Related lectures: Lecture 01. Strong models don't mean reliable execution · Lecture 02. What harness actually means Template files: templates/
Project 01. Prompt-Only vs. Rules-First: How Much Difference Does It Make
What You Do
Build a minimal Electron knowledge-base app shell — a window with a document list on the left, a Q&A panel on the right, and a local data directory. The task itself is not complex. What's complex is how you get the agent to complete it.
You run it twice. First time: just a prompt, no preparation. Second time: AGENTS.md, init.sh, feature_list.json pre-placed in the repo. Then compare.
This course scenario uses a short rediscovery/preparation interval as an example, not a fixed measured result.
Tools
- Claude Code or Codex (pick one, use it for both runs)

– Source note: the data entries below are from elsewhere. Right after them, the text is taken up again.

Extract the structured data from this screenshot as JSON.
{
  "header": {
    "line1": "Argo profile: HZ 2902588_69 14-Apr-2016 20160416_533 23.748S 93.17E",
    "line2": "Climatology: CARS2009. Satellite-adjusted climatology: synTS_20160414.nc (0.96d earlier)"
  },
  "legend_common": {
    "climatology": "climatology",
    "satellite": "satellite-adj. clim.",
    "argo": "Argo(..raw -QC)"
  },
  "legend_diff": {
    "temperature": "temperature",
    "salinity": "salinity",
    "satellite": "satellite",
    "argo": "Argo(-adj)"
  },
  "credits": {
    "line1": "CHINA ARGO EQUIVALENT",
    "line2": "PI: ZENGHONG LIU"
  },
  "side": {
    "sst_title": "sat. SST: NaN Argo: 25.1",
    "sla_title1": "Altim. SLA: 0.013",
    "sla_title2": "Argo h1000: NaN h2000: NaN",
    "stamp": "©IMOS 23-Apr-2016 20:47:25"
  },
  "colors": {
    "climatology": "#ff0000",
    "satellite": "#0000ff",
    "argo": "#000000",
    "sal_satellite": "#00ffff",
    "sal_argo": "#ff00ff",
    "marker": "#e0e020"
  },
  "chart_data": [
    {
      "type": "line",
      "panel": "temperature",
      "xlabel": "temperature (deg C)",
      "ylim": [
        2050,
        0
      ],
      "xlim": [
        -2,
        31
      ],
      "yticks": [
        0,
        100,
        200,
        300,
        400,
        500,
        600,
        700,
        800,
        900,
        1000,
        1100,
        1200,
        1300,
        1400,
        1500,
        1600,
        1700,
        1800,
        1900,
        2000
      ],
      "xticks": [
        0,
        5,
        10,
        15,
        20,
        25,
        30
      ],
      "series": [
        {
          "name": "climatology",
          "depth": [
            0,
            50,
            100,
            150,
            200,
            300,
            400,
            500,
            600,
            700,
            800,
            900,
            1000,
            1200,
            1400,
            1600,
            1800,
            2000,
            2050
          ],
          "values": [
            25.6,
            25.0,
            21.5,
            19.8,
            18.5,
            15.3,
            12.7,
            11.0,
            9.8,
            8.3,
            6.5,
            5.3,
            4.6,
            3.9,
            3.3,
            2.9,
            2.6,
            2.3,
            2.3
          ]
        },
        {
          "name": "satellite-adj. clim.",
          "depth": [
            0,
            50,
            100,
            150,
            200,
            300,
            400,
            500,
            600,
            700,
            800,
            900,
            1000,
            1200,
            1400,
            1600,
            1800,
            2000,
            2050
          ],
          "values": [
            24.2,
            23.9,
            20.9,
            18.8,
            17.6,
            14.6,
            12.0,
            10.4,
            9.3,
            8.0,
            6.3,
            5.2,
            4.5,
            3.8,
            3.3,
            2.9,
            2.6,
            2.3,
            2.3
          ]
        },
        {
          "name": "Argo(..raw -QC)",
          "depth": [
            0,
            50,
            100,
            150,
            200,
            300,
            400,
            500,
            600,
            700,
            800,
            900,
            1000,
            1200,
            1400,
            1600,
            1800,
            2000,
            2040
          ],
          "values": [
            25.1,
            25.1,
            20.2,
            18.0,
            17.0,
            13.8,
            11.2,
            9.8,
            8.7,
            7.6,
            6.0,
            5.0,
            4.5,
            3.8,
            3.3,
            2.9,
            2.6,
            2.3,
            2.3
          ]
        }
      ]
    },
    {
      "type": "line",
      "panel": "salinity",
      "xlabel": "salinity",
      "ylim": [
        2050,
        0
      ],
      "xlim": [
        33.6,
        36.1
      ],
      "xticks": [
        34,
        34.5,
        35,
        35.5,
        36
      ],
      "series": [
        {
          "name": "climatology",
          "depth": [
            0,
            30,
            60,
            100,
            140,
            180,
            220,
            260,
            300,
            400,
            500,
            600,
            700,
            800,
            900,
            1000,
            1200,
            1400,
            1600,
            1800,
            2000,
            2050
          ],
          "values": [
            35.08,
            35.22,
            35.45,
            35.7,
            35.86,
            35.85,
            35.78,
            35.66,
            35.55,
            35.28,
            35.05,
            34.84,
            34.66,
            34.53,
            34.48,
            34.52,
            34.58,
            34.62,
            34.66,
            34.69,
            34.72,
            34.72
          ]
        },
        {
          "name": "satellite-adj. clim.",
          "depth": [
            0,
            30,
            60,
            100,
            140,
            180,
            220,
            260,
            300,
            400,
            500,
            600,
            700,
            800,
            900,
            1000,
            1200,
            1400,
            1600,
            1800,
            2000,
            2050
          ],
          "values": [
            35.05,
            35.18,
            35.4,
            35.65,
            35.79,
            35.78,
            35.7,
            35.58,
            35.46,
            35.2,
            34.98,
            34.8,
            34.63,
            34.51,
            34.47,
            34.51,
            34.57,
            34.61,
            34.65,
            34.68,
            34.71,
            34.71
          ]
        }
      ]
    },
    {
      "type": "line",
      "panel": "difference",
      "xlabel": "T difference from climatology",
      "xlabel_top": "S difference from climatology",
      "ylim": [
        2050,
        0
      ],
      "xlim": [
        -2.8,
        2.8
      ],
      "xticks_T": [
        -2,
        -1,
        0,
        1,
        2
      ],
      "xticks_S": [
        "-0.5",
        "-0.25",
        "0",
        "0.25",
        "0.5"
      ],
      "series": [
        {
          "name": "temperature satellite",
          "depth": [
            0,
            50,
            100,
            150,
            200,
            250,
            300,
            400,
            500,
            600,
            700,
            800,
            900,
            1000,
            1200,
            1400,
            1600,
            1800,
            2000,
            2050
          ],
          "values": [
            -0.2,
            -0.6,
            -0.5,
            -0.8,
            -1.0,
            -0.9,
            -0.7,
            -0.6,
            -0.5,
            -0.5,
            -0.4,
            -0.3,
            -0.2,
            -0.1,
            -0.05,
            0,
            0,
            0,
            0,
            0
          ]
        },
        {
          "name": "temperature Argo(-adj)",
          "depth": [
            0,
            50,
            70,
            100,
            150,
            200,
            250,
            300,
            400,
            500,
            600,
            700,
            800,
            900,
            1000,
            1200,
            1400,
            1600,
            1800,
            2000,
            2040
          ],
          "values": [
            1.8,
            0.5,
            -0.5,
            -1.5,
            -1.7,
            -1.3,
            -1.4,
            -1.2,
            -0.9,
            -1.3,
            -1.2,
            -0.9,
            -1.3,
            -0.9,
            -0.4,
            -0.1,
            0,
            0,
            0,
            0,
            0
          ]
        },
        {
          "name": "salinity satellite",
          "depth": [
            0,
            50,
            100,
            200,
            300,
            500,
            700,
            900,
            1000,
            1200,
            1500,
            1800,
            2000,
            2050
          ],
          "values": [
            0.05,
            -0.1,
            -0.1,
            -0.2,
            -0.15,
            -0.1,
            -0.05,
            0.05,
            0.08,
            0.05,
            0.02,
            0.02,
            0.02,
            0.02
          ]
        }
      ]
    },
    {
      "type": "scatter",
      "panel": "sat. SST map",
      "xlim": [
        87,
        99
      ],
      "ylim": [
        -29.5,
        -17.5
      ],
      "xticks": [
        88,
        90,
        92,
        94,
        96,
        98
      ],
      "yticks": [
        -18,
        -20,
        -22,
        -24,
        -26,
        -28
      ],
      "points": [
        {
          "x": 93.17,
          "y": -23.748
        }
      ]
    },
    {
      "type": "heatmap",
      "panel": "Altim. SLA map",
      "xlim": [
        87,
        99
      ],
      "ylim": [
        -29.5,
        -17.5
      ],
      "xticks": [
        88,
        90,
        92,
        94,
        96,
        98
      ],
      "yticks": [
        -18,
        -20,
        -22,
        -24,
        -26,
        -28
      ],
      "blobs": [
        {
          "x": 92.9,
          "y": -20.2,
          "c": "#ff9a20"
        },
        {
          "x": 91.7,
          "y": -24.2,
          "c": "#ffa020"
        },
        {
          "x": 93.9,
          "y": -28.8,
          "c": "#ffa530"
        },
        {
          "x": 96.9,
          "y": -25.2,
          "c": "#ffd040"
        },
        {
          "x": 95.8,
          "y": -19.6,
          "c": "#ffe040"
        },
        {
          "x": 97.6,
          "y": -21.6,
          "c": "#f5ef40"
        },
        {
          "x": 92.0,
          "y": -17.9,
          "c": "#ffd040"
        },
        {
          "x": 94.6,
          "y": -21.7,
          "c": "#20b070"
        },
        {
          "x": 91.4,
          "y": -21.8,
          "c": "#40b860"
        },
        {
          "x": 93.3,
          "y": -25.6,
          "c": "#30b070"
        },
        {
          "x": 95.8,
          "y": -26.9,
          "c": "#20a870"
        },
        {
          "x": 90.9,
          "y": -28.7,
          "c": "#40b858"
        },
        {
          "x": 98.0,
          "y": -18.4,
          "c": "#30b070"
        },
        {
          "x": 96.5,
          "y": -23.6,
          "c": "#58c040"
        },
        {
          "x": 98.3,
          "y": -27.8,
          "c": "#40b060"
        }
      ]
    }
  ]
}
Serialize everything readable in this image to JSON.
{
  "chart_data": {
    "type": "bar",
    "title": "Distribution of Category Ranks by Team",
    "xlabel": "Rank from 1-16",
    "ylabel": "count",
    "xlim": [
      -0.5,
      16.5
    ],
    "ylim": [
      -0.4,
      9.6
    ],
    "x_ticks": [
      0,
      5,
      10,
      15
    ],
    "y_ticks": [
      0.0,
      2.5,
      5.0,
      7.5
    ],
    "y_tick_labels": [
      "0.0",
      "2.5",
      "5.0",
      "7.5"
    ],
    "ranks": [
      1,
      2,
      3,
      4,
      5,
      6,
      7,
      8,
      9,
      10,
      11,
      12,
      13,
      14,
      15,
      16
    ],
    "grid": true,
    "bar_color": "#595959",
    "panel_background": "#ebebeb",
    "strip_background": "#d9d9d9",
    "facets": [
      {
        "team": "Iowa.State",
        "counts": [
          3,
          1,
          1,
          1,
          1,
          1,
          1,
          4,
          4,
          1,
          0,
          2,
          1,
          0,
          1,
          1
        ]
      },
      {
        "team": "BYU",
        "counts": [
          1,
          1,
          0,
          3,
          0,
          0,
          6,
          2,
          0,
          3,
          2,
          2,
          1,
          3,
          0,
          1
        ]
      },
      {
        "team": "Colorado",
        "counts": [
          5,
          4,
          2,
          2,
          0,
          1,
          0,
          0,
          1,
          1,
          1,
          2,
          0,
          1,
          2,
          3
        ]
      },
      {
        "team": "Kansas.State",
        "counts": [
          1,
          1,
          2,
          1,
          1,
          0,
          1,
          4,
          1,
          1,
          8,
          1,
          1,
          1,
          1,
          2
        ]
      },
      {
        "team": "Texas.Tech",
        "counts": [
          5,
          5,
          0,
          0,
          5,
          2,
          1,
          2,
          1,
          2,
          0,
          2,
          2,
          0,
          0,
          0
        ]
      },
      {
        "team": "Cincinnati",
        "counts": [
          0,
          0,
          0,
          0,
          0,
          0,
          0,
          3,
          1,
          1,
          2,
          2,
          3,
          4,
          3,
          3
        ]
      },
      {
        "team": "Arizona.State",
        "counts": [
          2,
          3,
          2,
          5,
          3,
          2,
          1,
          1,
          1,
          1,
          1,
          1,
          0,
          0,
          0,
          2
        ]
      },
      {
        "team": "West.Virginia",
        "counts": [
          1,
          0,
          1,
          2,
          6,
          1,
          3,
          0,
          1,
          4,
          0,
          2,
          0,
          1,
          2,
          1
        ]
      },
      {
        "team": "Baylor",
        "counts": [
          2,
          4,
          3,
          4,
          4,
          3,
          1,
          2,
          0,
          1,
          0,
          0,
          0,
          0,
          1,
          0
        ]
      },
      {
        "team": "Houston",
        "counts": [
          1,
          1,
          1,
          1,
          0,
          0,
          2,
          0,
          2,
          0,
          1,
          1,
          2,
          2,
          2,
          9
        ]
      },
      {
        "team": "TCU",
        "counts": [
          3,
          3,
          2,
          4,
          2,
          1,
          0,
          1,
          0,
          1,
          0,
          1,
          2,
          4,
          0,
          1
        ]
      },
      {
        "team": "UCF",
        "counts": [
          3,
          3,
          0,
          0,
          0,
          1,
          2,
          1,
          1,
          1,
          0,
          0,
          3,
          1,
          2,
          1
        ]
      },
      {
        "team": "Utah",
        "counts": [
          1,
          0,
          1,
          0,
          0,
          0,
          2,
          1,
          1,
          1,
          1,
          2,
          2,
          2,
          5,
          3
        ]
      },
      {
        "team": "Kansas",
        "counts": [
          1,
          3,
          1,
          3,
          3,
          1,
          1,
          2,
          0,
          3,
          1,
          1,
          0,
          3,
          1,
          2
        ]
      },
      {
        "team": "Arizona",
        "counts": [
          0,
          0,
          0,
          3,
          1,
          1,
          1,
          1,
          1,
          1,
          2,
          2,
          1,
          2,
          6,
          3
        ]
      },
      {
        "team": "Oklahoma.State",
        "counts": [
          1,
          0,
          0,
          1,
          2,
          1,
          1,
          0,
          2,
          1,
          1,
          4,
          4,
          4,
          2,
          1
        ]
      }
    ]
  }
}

- Git (manage branches and compare)
- Node.js + Electron (project stack)
- A timer (record each run's duration)
Harness Mechanism
Minimal harness: AGENTS.md + init.sh + feature_list.json
Use the Checked-In Project
Repository path: projects/project-01/
| Directory | What it contains | How to use it |
|---|---|---|
starter/ | The weak-harness run. It has only task-prompt.md as the task description and no AGENTS.md or feature_list.json. | Give the prompt to your coding agent and measure what it completes without extra structure. |
solution/ | The same product slice with explicit harness artifacts: AGENTS.md, CLAUDE.md, init.sh, feature_list.json, and claude-progress.md. | Compare how the same task is made concrete through rules and verification evidence. |
The four concrete features are window launch, document list, question panel, and local data directory creation. Inspect solution/feature_list.json for the expected evidence for each feature.